Ifrah Magan is an adjunct lecturer at Jane Addams College of Social Work at the University of Illinois at Chicago. She received a Bachelor of Science degree from Michigan State University in Family and Community Services with a specialization in Health Promotion and International Development. She then went on to receive a Masters degree from the University of Chicago’s School of Social Service Administration where she was a recipient of many awards including the Kathryn Davis Peace Award, and served as a Child Advocate for unaccompanied undocumented children through the Young Center at University of Chicago School of Law. Dr. Magan’s completed her doctoral studies at University of Illinois at Chicago, Jane Addams College of Social Work in fall 2017. Her dissertation explored the migration paths of Somali refugees in Chicago, and in particular, how ethnic and religious identities impact their resettlement and integration. In addition to her academic work, she has over ten years of experience working in diverse refugee communities, and is the co-founder of the first Rohingya Cultural Center in Chicago.
Radiah Shabazz is a second year master’s student in the School of Social Service Administration at the University of Chicago. Her work is rooted in racial equity and justice, with a keen focus on attaining Black liberation by diminishing the effects of pervasive anti-blackness and dismantling all manifestations of white supremacy. Radiah’s research has broadly focused on examining tactics and language in racial justice work, social movements, white fragility, cultural humility, and the racialization of resilience. Following her tenure at SSA, Radiah will begin a career in social work policy and advocacy, with an eventual goal of pursuing her doctorate. Radiah holds a degree in journalism from Howard University and will receive her master’s in social work this June. She is guided by the following quote from Audre Lorde: “I am deliberate and afraid of nothing.”
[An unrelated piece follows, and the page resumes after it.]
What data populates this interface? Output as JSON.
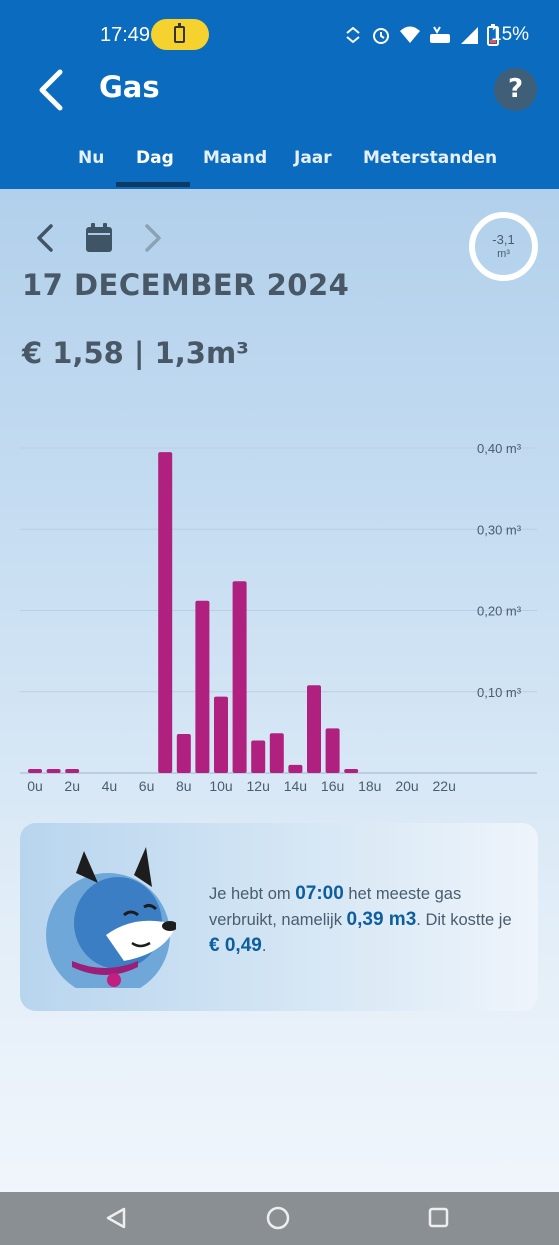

Rudolph Bilal Ware, Professor of History, University of Michigan, specializes in premodern West African history. His research interests include Islam, popular religious culture, and race. His book, The Walking Qur’an Islamic Education, Embodied Knowledge, and History in West Africa, interrogates the role of Islamic education in shaping Muslim identities, and examines the ways in which Qur’anic schools have articulated with Sufi orders, Muslim reformers, and the state in the recent past.